Laura worked as a registered veterinary technician for six and a half years, five of them in an 24 hour animal hospital emergency room. Sadly, she had seen the aftermath of pets not being secured in vehicles far too many times. That’s why we’re religious about seat belting the dogs in whenever the vehicle is moving. To do this we put harnesses on the dogs, and the seat belt attachment clips onto the harness with a D-ring. Not only does this system protect them, but it also prevents them from trying to jump into the drivers lap and cause a wreck. It’s a win-win.
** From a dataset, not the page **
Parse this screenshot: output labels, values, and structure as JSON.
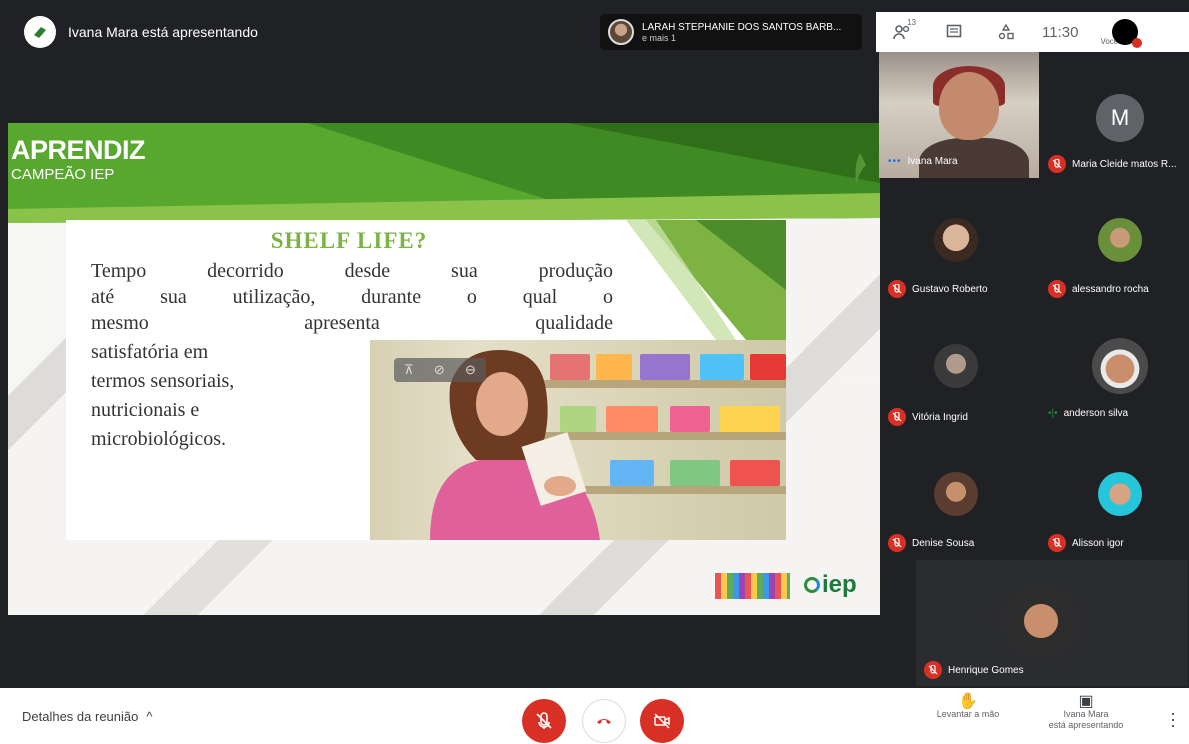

To get the dogs to and from the truck we use high visibility, reflective, retractable leashes in conjunction with Gentle Leader nose harnesses. To actually get Bullet into the truck we had to make more special arrangements. The truck isn’t lifted, yet it still has pretty decent ground clearance. To add to the height problem, the running boards are rounded chrome tubes with just a plastic step beside each door. Try telling an excited Labrador to only use the step and not the slick chrome, it won’t go well. Kimber is small enough, and calm enough, that we can just lift her into her seat. However, with Bullet we thought it best to get him steps that he climb up and down with. Since Lab’s have so many knee problems (knowledge courtesy of being married to a vet tech) providing him a way out of the truck instead of jumping was important, those surgeries are expensive.
It’s also important to us to keep our dogs as comfortable as possible while driving. Being in a moving vehicle freaks Bullet out enough already, we don’t want him to be uncomfortable as well. That’s why we put his bed, security blanket, pillow, and stuffed squeaky cow in there with him. Having the things he’s used to sleeping with, and on, just helps keep him calmer.